WARNINGS ACROSS THE PACIFIC

Over in Asia, the Philippines’ seismology agency advised people to stay away from beaches in coastal areas facing the Pacific Ocean as these regions are expected to experience tsunami waves of less than 1m in height.

“It may not be the largest of waves, but these can continue for hours and expose people swimming in the waters to danger,” Teresito Bacolcol of the Philippine Institute of Volcanology and Seismology told The Associated Press.

Indonesia’s geophysics agency also issued a warning that tsunami waves of less than 0.5m could reach some coastal cities and towns in the Papua region, North Maluku province and Gorontalo province.

In Taitung in Taiwan, hotel resort worker Wilson Wang, 31, told AFP: “We’ve advised guests to stay safe and not go out, and to avoid going to the coast.”

China’s tsunami warning centre issued an alert for parts of the country’s east coast along Shanghai and Zhejiang provinces. The warning forecasts that waves could reach between 0.3m to 1m.

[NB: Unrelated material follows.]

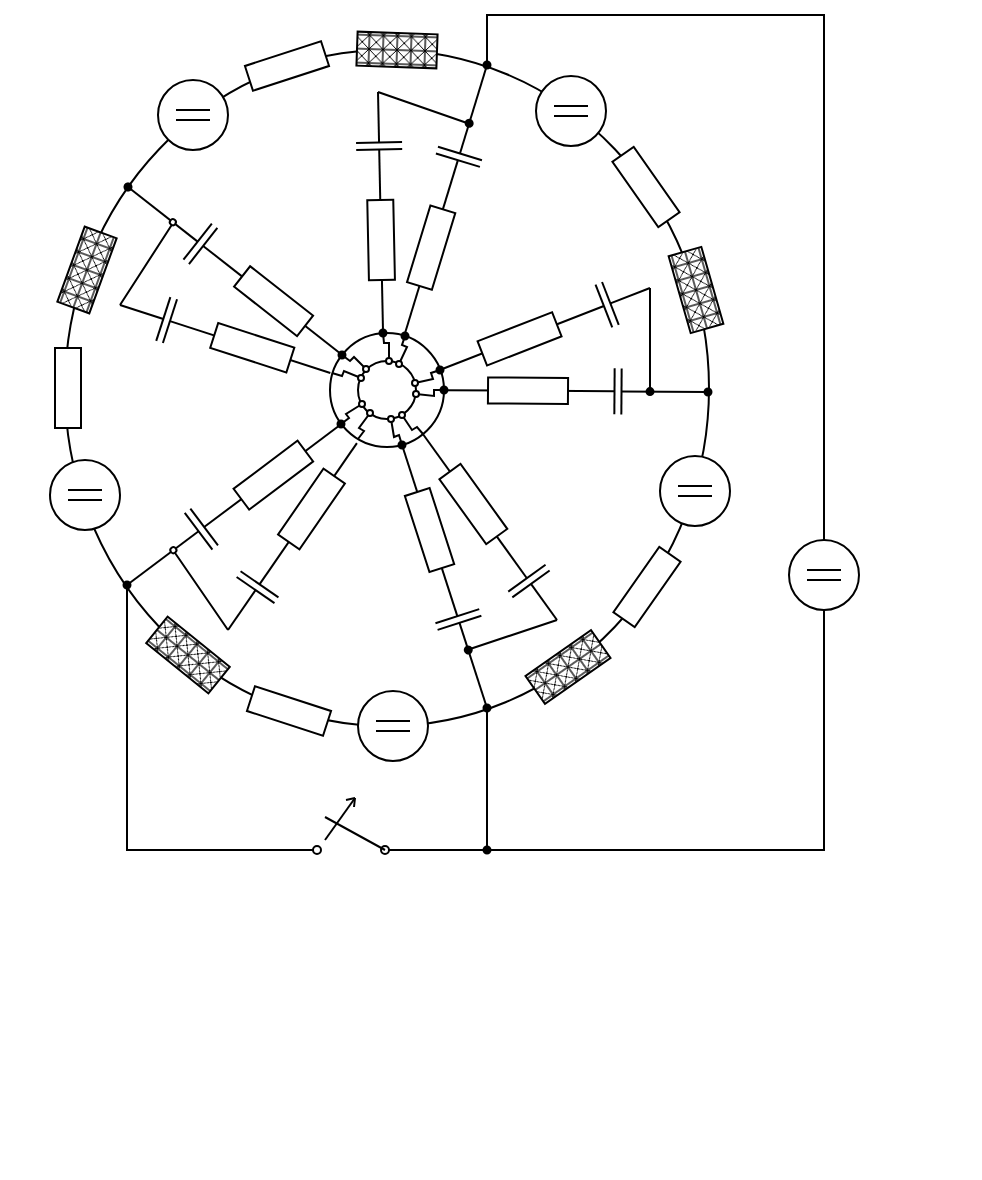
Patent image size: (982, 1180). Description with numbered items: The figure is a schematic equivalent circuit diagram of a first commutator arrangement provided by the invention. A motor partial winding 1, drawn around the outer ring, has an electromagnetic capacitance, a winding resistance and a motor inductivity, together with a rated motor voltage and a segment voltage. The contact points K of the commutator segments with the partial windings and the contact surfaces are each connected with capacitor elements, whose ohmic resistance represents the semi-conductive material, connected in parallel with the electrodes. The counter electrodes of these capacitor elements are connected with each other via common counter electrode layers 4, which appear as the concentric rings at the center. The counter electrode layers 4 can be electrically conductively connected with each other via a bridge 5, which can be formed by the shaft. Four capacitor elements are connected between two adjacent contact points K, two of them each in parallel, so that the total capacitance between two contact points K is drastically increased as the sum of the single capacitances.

The motor partial winding 1 is at (722, 122).
The common counter electrode layers 4 is at (358, 340).
The bridge 5 is at (435, 352).
The contact points K is at (128, 187).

Shanghai and Zhejiang are already under alert for Typhoon Co-May.

Co-May made landfall in the port city of Zhoushan in Zhejiang province in the early hours of Wednesday with maximum sustained wind speeds near its centre of 23 metres per second. 

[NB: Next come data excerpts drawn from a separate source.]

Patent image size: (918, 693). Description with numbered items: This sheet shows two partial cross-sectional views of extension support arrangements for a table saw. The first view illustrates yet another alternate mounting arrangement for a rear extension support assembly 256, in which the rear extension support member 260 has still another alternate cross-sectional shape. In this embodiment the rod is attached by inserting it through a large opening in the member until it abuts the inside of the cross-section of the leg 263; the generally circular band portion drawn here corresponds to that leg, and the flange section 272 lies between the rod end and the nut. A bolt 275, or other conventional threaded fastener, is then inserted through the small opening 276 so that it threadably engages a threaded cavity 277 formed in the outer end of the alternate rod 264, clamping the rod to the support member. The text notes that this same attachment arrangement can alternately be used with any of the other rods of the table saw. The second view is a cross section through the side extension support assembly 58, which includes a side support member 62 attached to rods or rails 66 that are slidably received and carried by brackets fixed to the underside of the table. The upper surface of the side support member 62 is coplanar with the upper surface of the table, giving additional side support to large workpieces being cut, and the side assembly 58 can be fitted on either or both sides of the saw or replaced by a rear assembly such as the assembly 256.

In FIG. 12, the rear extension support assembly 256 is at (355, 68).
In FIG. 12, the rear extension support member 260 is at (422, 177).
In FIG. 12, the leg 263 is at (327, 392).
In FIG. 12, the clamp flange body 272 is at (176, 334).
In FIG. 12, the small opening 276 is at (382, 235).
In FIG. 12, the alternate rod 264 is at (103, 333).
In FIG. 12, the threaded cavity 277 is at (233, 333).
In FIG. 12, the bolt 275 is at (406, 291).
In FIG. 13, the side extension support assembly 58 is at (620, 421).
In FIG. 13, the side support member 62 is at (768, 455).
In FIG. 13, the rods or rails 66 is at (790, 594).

Forecasters expect Co-May to make another landfall closer to Shanghai later on Wednesday.

China’s National Marine Environmental Forecasting Center said the tsunami was expected to have a “disastrous impact” on some parts of China’s coast, including Shanghai and Zhoushan.

Pacific nation Palau, about 800km east of the Philippines, ordered the evacuation of “all areas along the coastline”.

Waves of up to four metres are expected overnight in the Marquesas Islands, French Polynesia, authorities said in a press statement.